- Docs
- SaaS Shield
- What is Deterministic Encryption?
What is Deterministic Encryption?
First and foremost, deterministic encryption is still encryption. Given a block of bytes and a key, a deterministic encryption algorithm produces a new block of bytes that looks random. If you have the key, you can apply it to the encrypted data to recover the original bytes. But without the key, your only option to determine what the original data was is to randomly try each possible key on each possible block of bytes until you find a match to the encrypted data. That’s going to take a long time when the keys are 32 bytes long.
Our normal encryption in SaaS Shield is randomized; that is, when you encrypt a piece of data, some random bytes are added to it before encrypting. This way, if you encrypt the same data twice, even if you use the same key, you will get two different blocks of encrypted data. This makes it a lot harder to try to detect patterns in the encrypted data that might help you guess the original, even if you know some details like the frequency distribution of the original data that was encrypted.

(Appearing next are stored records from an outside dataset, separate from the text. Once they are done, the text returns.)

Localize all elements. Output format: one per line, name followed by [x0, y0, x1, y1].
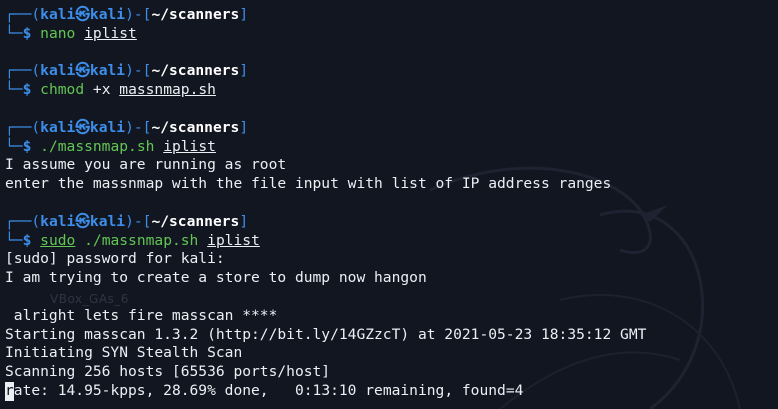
prompt-skull-icon: ㉿ — [75, 6, 90, 23]
command-arg: iplist — [84, 24, 137, 42]
output-line: alright lets fire masscan **** — [5, 306, 278, 324]
prompt-skull-icon: ㉿ — [75, 118, 90, 136]
scan-progress-text: ate: 14.95-kpps, 28.69% done, 0:13:10 re… — [13, 381, 524, 399]
command-sudo: sudo — [40, 231, 76, 249]
command-line: └─$ sudo ./massnmap.sh iplist — [5, 232, 778, 251]
command-arg: iplist — [207, 231, 260, 249]
prompt-separator: )-[ — [125, 212, 152, 230]
command-line: └─$ nano iplist — [5, 25, 778, 44]
prompt-user: kali — [40, 62, 76, 80]
prompt-dollar: $ — [22, 231, 32, 249]
prompt-line: ┌──(kali㉿kali)-[~/scanners] — [5, 62, 778, 81]
prompt-separator: )-[ — [125, 6, 152, 23]
prompt-user: kali — [40, 212, 76, 230]
prompt-line: ┌──(kali㉿kali)-[~/scanners] — [5, 213, 778, 232]
prompt-bracket: ] — [239, 6, 249, 23]
prompt-corner: └─ — [5, 81, 23, 99]
text-cursor[interactable]: r — [5, 381, 14, 401]
prompt-corner: ┌──( — [5, 6, 41, 23]
command-name: chmod — [40, 81, 85, 99]
command-name: ./massnmap.sh — [84, 231, 199, 249]
terminal-output: ┌──(kali㉿kali)-[~/scanners] └─$ nano ipl… — [5, 6, 778, 401]
prompt-path: ~/scanners — [151, 118, 240, 136]
command-flag: +x — [92, 81, 111, 99]
command-name: nano — [40, 24, 76, 42]
prompt-corner: └─ — [5, 24, 23, 42]
prompt-line: ┌──(kali㉿kali)-[~/scanners] — [5, 6, 778, 25]
prompt-corner: ┌──( — [5, 118, 41, 136]
prompt-path: ~/scanners — [151, 62, 240, 80]
command-line: └─$ chmod +x massnmap.sh — [5, 81, 778, 100]
prompt-bracket: ] — [239, 212, 249, 230]
output-line: Scanning 256 hosts [65536 ports/host] — [5, 363, 331, 381]
prompt-host: kali — [89, 118, 126, 136]
output-line: Initiating SYN Stealth Scan — [5, 344, 243, 362]
prompt-corner: └─ — [5, 137, 23, 155]
command-arg: massnmap.sh — [119, 81, 216, 99]
prompt-corner: └─ — [5, 231, 23, 249]
prompt-corner: ┌──( — [5, 212, 41, 230]
prompt-line: ┌──(kali㉿kali)-[~/scanners] — [5, 119, 778, 138]
prompt-dollar: $ — [22, 24, 32, 42]
prompt-dollar: $ — [22, 137, 32, 155]
prompt-user: kali — [40, 6, 76, 23]
prompt-path: ~/scanners — [151, 212, 240, 230]
prompt-separator: )-[ — [125, 62, 152, 80]
prompt-host: kali — [89, 62, 126, 80]
prompt-host: kali — [89, 6, 126, 23]
output-line: enter the massnmap with the file input w… — [5, 175, 612, 193]
command-line: └─$ ./massnmap.sh iplist — [5, 138, 778, 157]
prompt-skull-icon: ㉿ — [75, 212, 90, 230]
prompt-dollar: $ — [22, 81, 32, 99]
prompt-separator: )-[ — [125, 118, 152, 136]
prompt-bracket: ] — [239, 62, 249, 80]
output-line: Starting masscan 1.3.2 (http://bit.ly/14… — [5, 325, 647, 343]
prompt-skull-icon: ㉿ — [75, 62, 90, 80]
output-line: [sudo] password for kali: — [5, 250, 225, 268]
command-arg: iplist — [163, 137, 216, 155]
prompt-bracket: ] — [239, 118, 249, 136]
status-line: rate: 14.95-kpps, 28.69% done, 0:13:10 r… — [5, 381, 778, 401]
output-line: I am trying to create a store to dump no… — [5, 269, 427, 287]
command-name: ./massnmap.sh — [40, 137, 155, 155]
prompt-host: kali — [89, 212, 126, 230]
output-line: I assume you are running as root — [5, 156, 287, 174]
prompt-path: ~/scanners — [151, 6, 240, 23]
prompt-corner: ┌──( — [5, 62, 41, 80]
terminal-window[interactable]: VBox_GAs_6 ┌──(kali㉿kali)-[~/scanners] └… — [0, 0, 778, 409]
prompt-user: kali — [40, 118, 76, 136]
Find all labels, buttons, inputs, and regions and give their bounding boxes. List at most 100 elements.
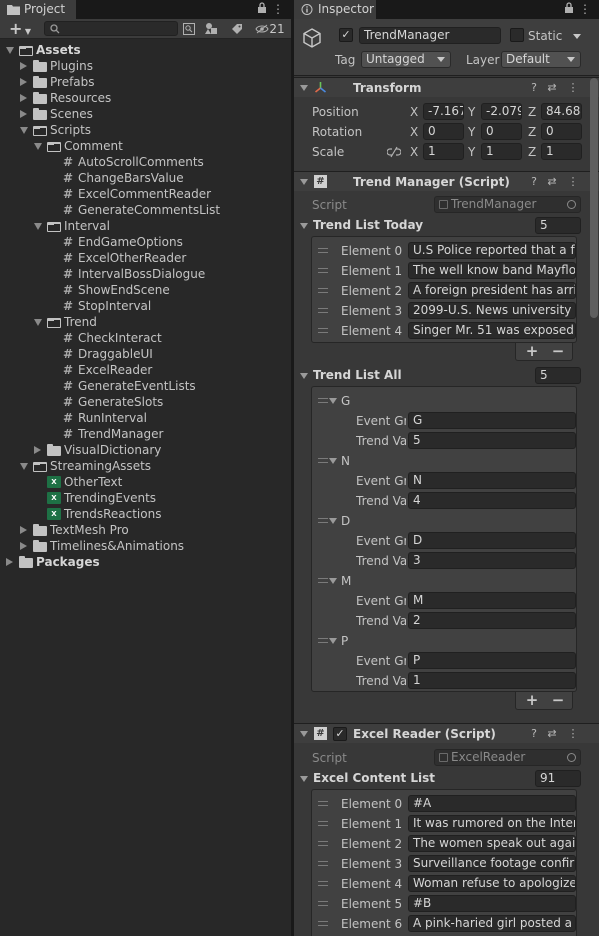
rotation-z-field[interactable]: 0 (541, 123, 582, 140)
position-y-field[interactable]: -2.079 (481, 103, 522, 120)
lock-icon[interactable] (563, 2, 575, 16)
object-name-field[interactable]: TrendManager (359, 27, 501, 44)
event-group-field[interactable]: P (408, 652, 576, 669)
drag-handle-icon[interactable] (318, 268, 328, 273)
trend-value-field[interactable]: 1 (408, 672, 576, 689)
drag-handle-icon[interactable] (318, 638, 328, 643)
hidden-packages-toggle[interactable]: 21 (252, 20, 288, 38)
remove-element-button[interactable]: − (548, 343, 568, 360)
drag-handle-icon[interactable] (318, 458, 328, 463)
add-element-button[interactable]: + (522, 343, 542, 360)
expand-arrow-icon[interactable] (34, 223, 42, 230)
position-z-field[interactable]: 84.684 (541, 103, 582, 120)
collapse-arrow-icon[interactable] (34, 446, 41, 454)
project-tab[interactable]: Project (0, 0, 76, 19)
element-value-field[interactable]: Surveillance footage confirmed (408, 855, 576, 872)
drag-handle-icon[interactable] (318, 288, 328, 293)
tree-item[interactable]: # DraggableUI (0, 346, 291, 362)
tree-item[interactable]: # ExcelReader (0, 362, 291, 378)
event-group-field[interactable]: M (408, 592, 576, 609)
script-object-field[interactable]: TrendManager (434, 196, 581, 213)
drag-handle-icon[interactable] (318, 578, 328, 583)
collapse-arrow-icon[interactable] (20, 62, 27, 70)
excel-content-list-size[interactable]: 91 (535, 770, 581, 787)
collapse-arrow-icon[interactable] (300, 776, 308, 782)
tree-item[interactable]: Timelines&Animations (0, 538, 291, 554)
event-group-field[interactable]: D (408, 532, 576, 549)
tree-item[interactable]: # IntervalBossDialogue (0, 266, 291, 282)
tree-item[interactable]: # ExcelCommentReader (0, 186, 291, 202)
scale-y-field[interactable]: 1 (481, 143, 522, 160)
trend-list-all-size[interactable]: 5 (535, 367, 581, 384)
search-by-type-icon[interactable] (180, 20, 198, 38)
rotation-x-field[interactable]: 0 (423, 123, 464, 140)
rotation-y-field[interactable]: 0 (481, 123, 522, 140)
scale-z-field[interactable]: 1 (541, 143, 582, 160)
active-checkbox[interactable]: ✓ (339, 28, 353, 42)
tree-item[interactable]: VisualDictionary (0, 442, 291, 458)
inspector-tab[interactable]: Inspector (294, 0, 376, 19)
drag-handle-icon[interactable] (318, 248, 328, 253)
create-button[interactable]: + ▼ (5, 20, 35, 38)
tree-item[interactable]: X TrendsReactions (0, 506, 291, 522)
event-group-field[interactable]: G (408, 412, 576, 429)
element-value-field[interactable]: The well know band Mayflower (408, 262, 576, 279)
expand-arrow-icon[interactable] (20, 127, 28, 134)
drag-handle-icon[interactable] (318, 861, 328, 866)
expand-arrow-icon[interactable] (329, 518, 337, 524)
drag-handle-icon[interactable] (318, 921, 328, 926)
trend-value-field[interactable]: 3 (408, 552, 576, 569)
help-icon[interactable]: ? (527, 174, 541, 190)
collapse-arrow-icon[interactable] (20, 542, 27, 550)
trend-value-field[interactable]: 2 (408, 612, 576, 629)
tree-item[interactable]: Scripts (0, 122, 291, 138)
tree-item[interactable]: TextMesh Pro (0, 522, 291, 538)
component-enabled-checkbox[interactable]: ✓ (333, 727, 347, 741)
tree-item[interactable]: StreamingAssets (0, 458, 291, 474)
help-icon[interactable]: ? (527, 80, 541, 96)
link-scale-icon[interactable] (387, 146, 401, 158)
tree-item[interactable]: # EndGameOptions (0, 234, 291, 250)
tree-item[interactable]: Trend (0, 314, 291, 330)
tree-item[interactable]: # CheckInteract (0, 330, 291, 346)
drag-handle-icon[interactable] (318, 518, 328, 523)
drag-handle-icon[interactable] (318, 841, 328, 846)
tree-item[interactable]: # TrendManager (0, 426, 291, 442)
tree-item[interactable]: Packages (0, 554, 291, 570)
expand-arrow-icon[interactable] (329, 458, 337, 464)
element-value-field[interactable]: #B (408, 895, 576, 912)
collapse-arrow-icon[interactable] (20, 78, 27, 86)
tree-item[interactable]: # GenerateCommentsList (0, 202, 291, 218)
element-value-field[interactable]: U.S Police reported that a formerly (408, 242, 576, 259)
element-value-field[interactable]: It was rumored on the Internet (408, 815, 576, 832)
tree-item[interactable]: Plugins (0, 58, 291, 74)
tree-item[interactable]: Scenes (0, 106, 291, 122)
element-value-field[interactable]: Singer Mr. 51 was exposed for (408, 322, 576, 339)
collapse-arrow-icon[interactable] (20, 94, 27, 102)
collapse-arrow-icon[interactable] (300, 731, 308, 737)
expand-arrow-icon[interactable] (329, 638, 337, 644)
tree-item[interactable]: Comment (0, 138, 291, 154)
filter-by-type-icon[interactable] (202, 20, 220, 38)
drag-handle-icon[interactable] (318, 308, 328, 313)
drag-handle-icon[interactable] (318, 901, 328, 906)
tree-item[interactable]: # ShowEndScene (0, 282, 291, 298)
drag-handle-icon[interactable] (318, 328, 328, 333)
trend-manager-header[interactable]: # Trend Manager (Script) ? ⇄ ⋮ (294, 171, 599, 191)
tree-item[interactable]: X OtherText (0, 474, 291, 490)
tree-item[interactable]: Assets (0, 42, 291, 58)
tree-item[interactable]: # GenerateEventLists (0, 378, 291, 394)
tree-item[interactable]: Resources (0, 90, 291, 106)
transform-header[interactable]: Transform ? ⇄ ⋮ (294, 77, 599, 97)
layer-dropdown[interactable]: Default (501, 51, 581, 68)
static-dropdown-caret[interactable] (573, 34, 581, 39)
trend-value-field[interactable]: 4 (408, 492, 576, 509)
element-value-field[interactable]: 2099-U.S. News university ranking (408, 302, 576, 319)
more-options-icon[interactable]: ⋮ (579, 2, 591, 16)
tree-item[interactable]: # AutoScrollComments (0, 154, 291, 170)
static-checkbox[interactable] (510, 28, 524, 42)
expand-arrow-icon[interactable] (20, 463, 28, 470)
drag-handle-icon[interactable] (318, 801, 328, 806)
add-element-button[interactable]: + (522, 692, 542, 709)
scale-x-field[interactable]: 1 (423, 143, 464, 160)
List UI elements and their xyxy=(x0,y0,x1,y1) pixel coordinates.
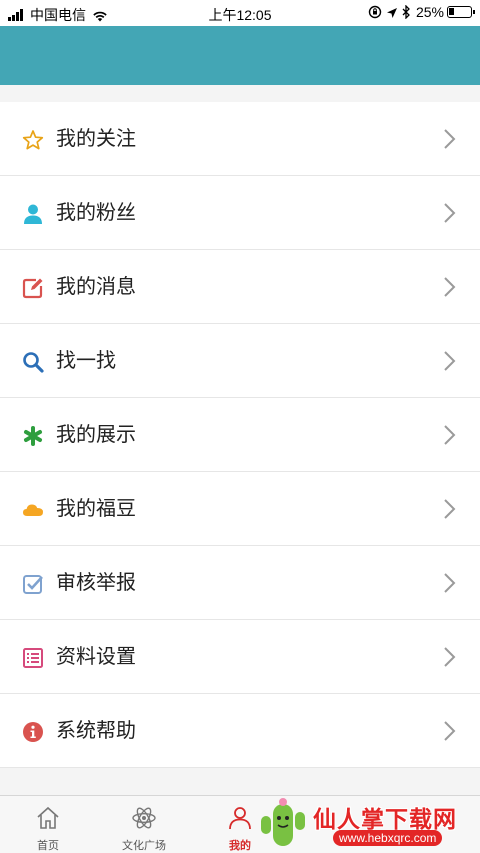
user-icon xyxy=(22,203,44,225)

A consequence of this security is that once you encrypt a piece of data, you can’t do a search to see if the encrypted version of that data exists in your data store. This can severely degrade the functionality of apps that need to search for records containing a certain data item, if that item is encrypted. Deterministic Encryption is a solution to that problem. As the name implies, this variation on encryption does not have any randomness - given a key and a piece of data, the encrypted version of the data is always the same. This allows you to encrypt each data item using a key and store the encrypted data. Then when you want to do a search, you encrypt the search data with the same key and look for exact matches to that encrypted data in your data store.
How Does It Work?
SaaS Shield normally uses the AES GCM algorithm to encrypt data, providing a randomly generated initialization vector (IV) with each data item that is encrypted. A simplistic approach to making this algorithm deterministic would be to always use the same IV for every encryption. However, that introduces weaknesses in the encryption that can be exploited, particularly as the amount of data encrypted using the same key increases. An alternative that provides better security is the AES SIV algorithm. This encryption technique was introduced in 2008. It still uses the AES block cipher, but it adds a technique to synthesize an initialization vector from the key. This reduces the ability of an attacker to extract information by analyzing the encrypted data, while maintaining the deterministic nature of the process.